21 dias na aldeia (6)
V - A aldeia
É tarde! O sol passou a linha do meio-dia.
A aldeia descança, digere o elimento.
Ah! Mas daqui a pouco, daqui a um só momento,
A aldeia acordará e acabará o dia
a trabalhar. Os homens, no campo, a fornear,
P'ra que o mato bravio não seque a oliveira,
Não lhe vá fazer mal, n~ºao a possa matar!
Elas ficam em casa, lá na lide caseira.
O camponês descansa e senta-se um pedaço
Naquele pedregulho ao pé da oliveira.
Quem dera fôsse noita e sentado àlareira,
A ver ferver a sôpa numa panela de aço.
Mas não! Não poderá voltar ao casario
Da aldeia onde vive, onde vê o seu lar.
Enquanto o seu trabalho ele não acabar,
Enquanto não queimar todo o mato bravio.
Ânimo camponês! Pega na tua enxada,
E destrói essa erva, essa amaldiçoada.
Trabalha camponês! Vê que o azeite é ouro,
E a erva matará todo esse teu tesouro!
E o cavador trabalha, sempre, até ao sol posto.
Vamos camponês! Em casa, a tua espôsa,
Olha que ela trabalha, olha que ela não gosa!
Ela também transpira o suor do seu rosto.
E a enxada sobe, a enxada desce!
O homem sua, a fôrça cresce!
Mas é preciso mais, muita força ainda!
É preciso uma enorme e bruta fôrça infinda.
A carripana avança, puxada pelos dois
Enormes e possantes animais de tracção.
Pelos carreiros estreitos, fora da povoação,
Lá vou, - chiando os eixos, - esse carro de bois.
E o condutor munido do aguilhão arisco,
Vai cantando, baixinhoe e num tom magoado.
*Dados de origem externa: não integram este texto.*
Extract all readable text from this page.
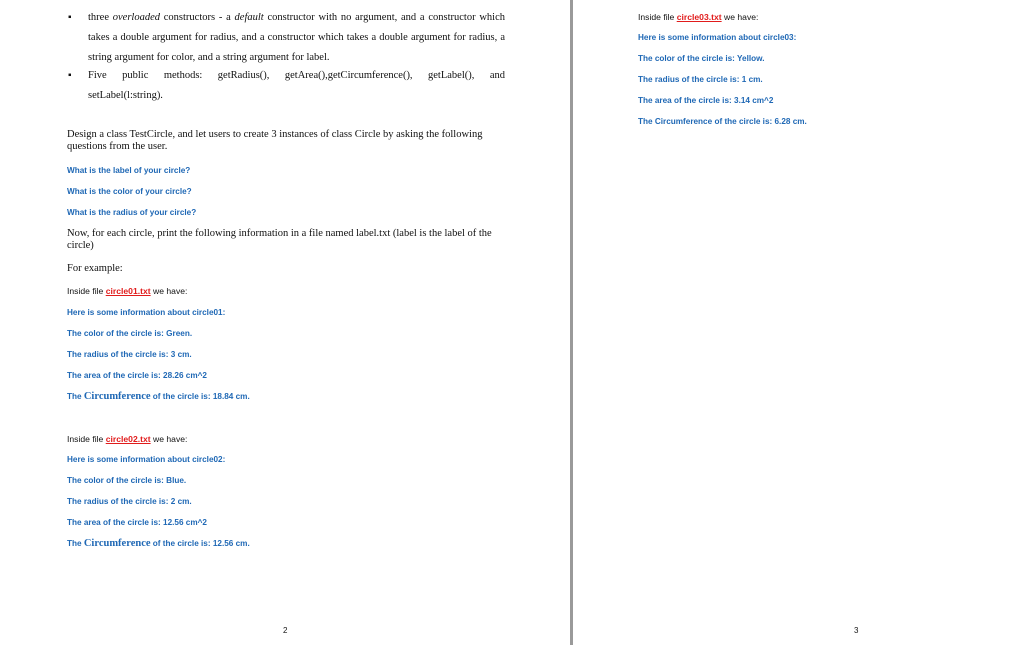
▪ three overloaded constructors - a default constructor with no argument, and a constructor which takes a double argument for radius, and a constructor which takes a double argument for radius, a string argument for color, and a string argument for label.
▪ Five public methods: getRadius(), getArea(),getCircumference(), getLabel(), and
setLabel(l:string).
Design a class TestCircle, and let users to create 3 instances of class Circle by asking the following questions from the user.
What is the label of your circle?
What is the color of your circle?
What is the radius of your circle?
Now, for each circle, print the following information in a file named label.txt (label is the label of the circle)
For example:
Inside file circle01.txt we have:
Here is some information about circle01:
The color of the circle is: Green.
The radius of the circle is: 3 cm.
The area of the circle is: 28.26 cm^2
The Circumference of the circle is: 18.84 cm.
Inside file circle02.txt we have:
Here is some information about circle02:
The color of the circle is: Blue.
The radius of the circle is: 2 cm.
The area of the circle is: 12.56 cm^2
The Circumference of the circle is: 12.56 cm.
2
Inside file circle03.txt we have:
Here is some information about circle03:
The color of the circle is: Yellow.
The radius of the circle is: 1 cm.
The area of the circle is: 3.14 cm^2
The Circumference of the circle is: 6.28 cm.
3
E diz, para animar o gado tão carregado:
"Anda lá Galhardo! Para a frente Mourisco!"
E os bois mansos lá seguem pelo carreiro adeante.
- Carreiro estreito e mau onde falta o betume,
Onde as pedras são soltas, onde o carro passante
Parece ir a tombar com os balanços que dá,
Onde os cascos dos bois fazem raios de lume!
Mas o boieiro é firme, atento e vigilante!
Vede a mulher além, nessa casa branquinha,
Agora lava a loiça ou arranja o jantar,
Para que o marido, no fim de trabalhar.
Possa em paz descançar, dizer em voz baixinha:
"Obrigado mulher! Tu és a minha vida,
Tu és a espôsa santa, tu és a espôsa querida!"
E enquanto a mãe trabalha no arranjo do lar,
Enquanto o pai trabalha no campo, entre o pó,
O bébé descansando, no berço, a dormitar,
Face côrada e linda vai fazendo o ó-ó.
E a mãe coitada, e sem deixar de trabalhar
Canta baixinho. A voz serve para embalar.
E um raio de sol entrando pela janela
Do quarto do menino bonito e rosado
Não resiste e ao ver a sua face bela,
Vem mui devagarinho deitar-se a seu lado.
"Mas vem raio de sol, lento e devagar!
Cuidado não vás tu o bébé acordar!"
As paredes branquinhas, de brance e alva cal
Reflectem, como espelhos, o quente sol de verão,
A dar luz e calor à linda povoação,
A tornar mais bonita esta tarde estival.